彼とは、好きなものがことごとく違っていた。音楽も、お笑いも、映画も。気付いたらいつも一緒になって彼の好きなものを共有しているうちに、私も彼が好きなものたちを、好んで選ぶようになった。そこに、彼を感じられるからだった。今ではほとんど、そのどれも嗜むことはない。時間は、私たちを少しずつ前へ進めたのかもしれない。風化でも成長でもない、前進。

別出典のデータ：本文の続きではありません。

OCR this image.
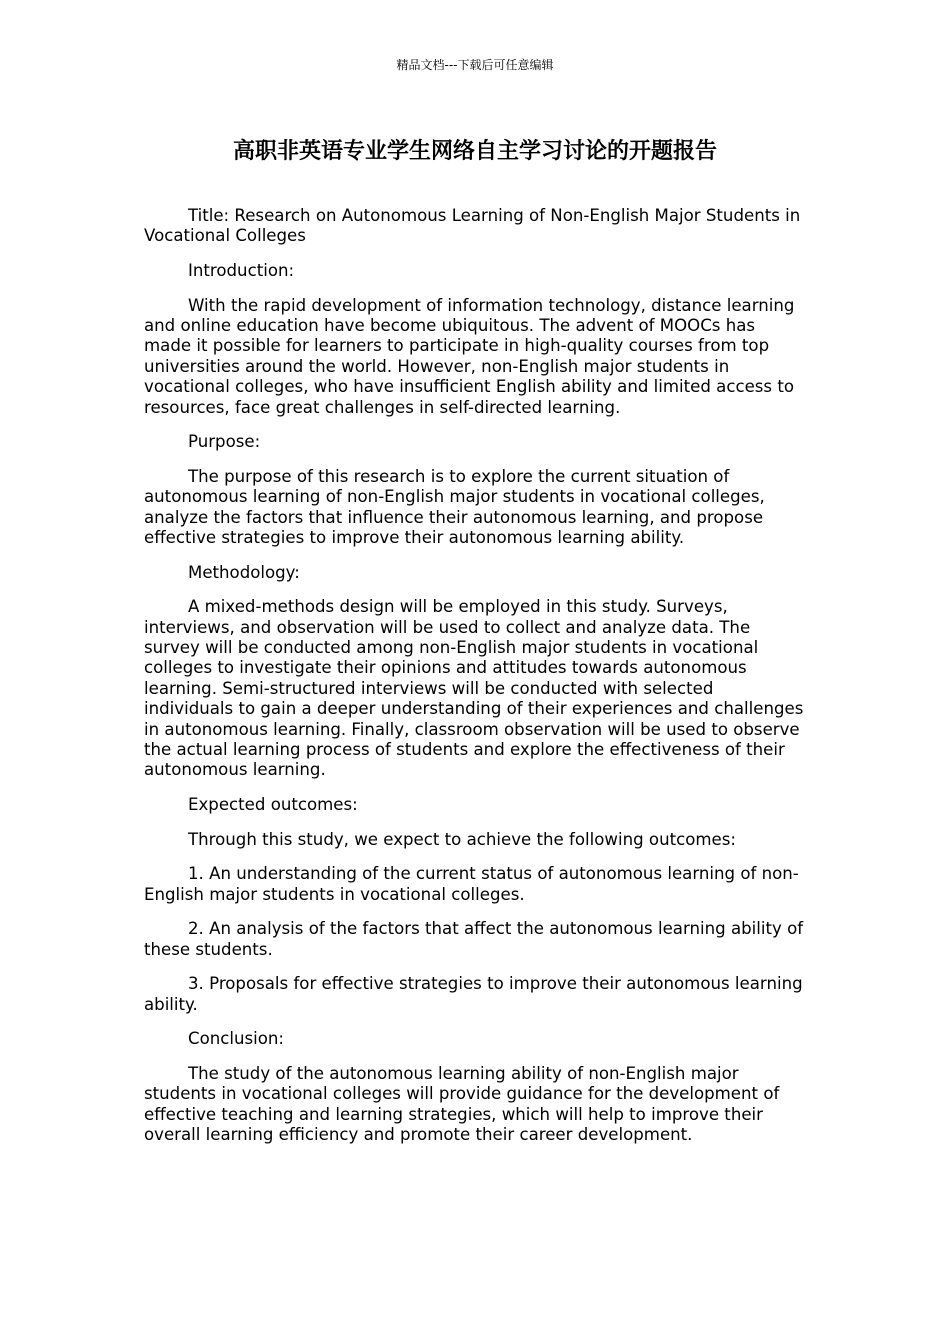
精品文档---下载后可任意编辑
高职非英语专业学生网络自主学习讨论的开题报告

Title: Research on Autonomous Learning of Non-English Major Students in Vocational Colleges

Introduction:

With the rapid development of information technology, distance learning and online education have become ubiquitous. The advent of MOOCs has made it possible for learners to participate in high-quality courses from top universities around the world. However, non-English major students in vocational colleges, who have insufficient English ability and limited access to resources, face great challenges in self-directed learning.

Purpose:

The purpose of this research is to explore the current situation of autonomous learning of non-English major students in vocational colleges, analyze the factors that influence their autonomous learning, and propose effective strategies to improve their autonomous learning ability.

Methodology:

A mixed-methods design will be employed in this study. Surveys, interviews, and observation will be used to collect and analyze data. The survey will be conducted among non-English major students in vocational colleges to investigate their opinions and attitudes towards autonomous learning. Semi-structured interviews will be conducted with selected individuals to gain a deeper understanding of their experiences and challenges in autonomous learning. Finally, classroom observation will be used to observe the actual learning process of students and explore the effectiveness of their autonomous learning.

Expected outcomes:

Through this study, we expect to achieve the following outcomes:

1. An understanding of the current status of autonomous learning of non-English major students in vocational colleges.

2. An analysis of the factors that affect the autonomous learning ability of these students.

3. Proposals for effective strategies to improve their autonomous learning ability.

Conclusion:

The study of the autonomous learning ability of non-English major students in vocational colleges will provide guidance for the development of effective teaching and learning strategies, which will help to improve their overall learning efficiency and promote their career development.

彼は、元々私の好きなものたちには興味を示さなかったけれど。
「あ、ちょっとは良い女になったでしょ」
不意にそんなことを言ってみる。前に、いつか振ったことを後悔するくらい良い女になると宣言したことがあった。彼がそれを覚えているかは分からないけれど。
「はぁ?そんなの、会ってみないと分からないね」
からかい混じりの声が飛んでくる。
「あ、そうですか。んじゃ、会ったときに聞こうかな」
こちらもそれに応えるように返す。
「いつ会えるか分からんけど」
彼の声が少しだけ濁る。そんなことは分かっていた。お互い、いつか会いにいくよ、なんて関係はもう過ぎている。約束なんてものは、しないに限る。
「まぁ、死ぬ前には会えるでしょ」
軽口で答えた。湿っぽい話をするのはご免なのだ。彼の世界を少しでも鮮やかにしたいのに、私の言葉はいつも空虚で、どれほど届いているのかは分からない。その歯がゆさに、一人、眉をひそめた。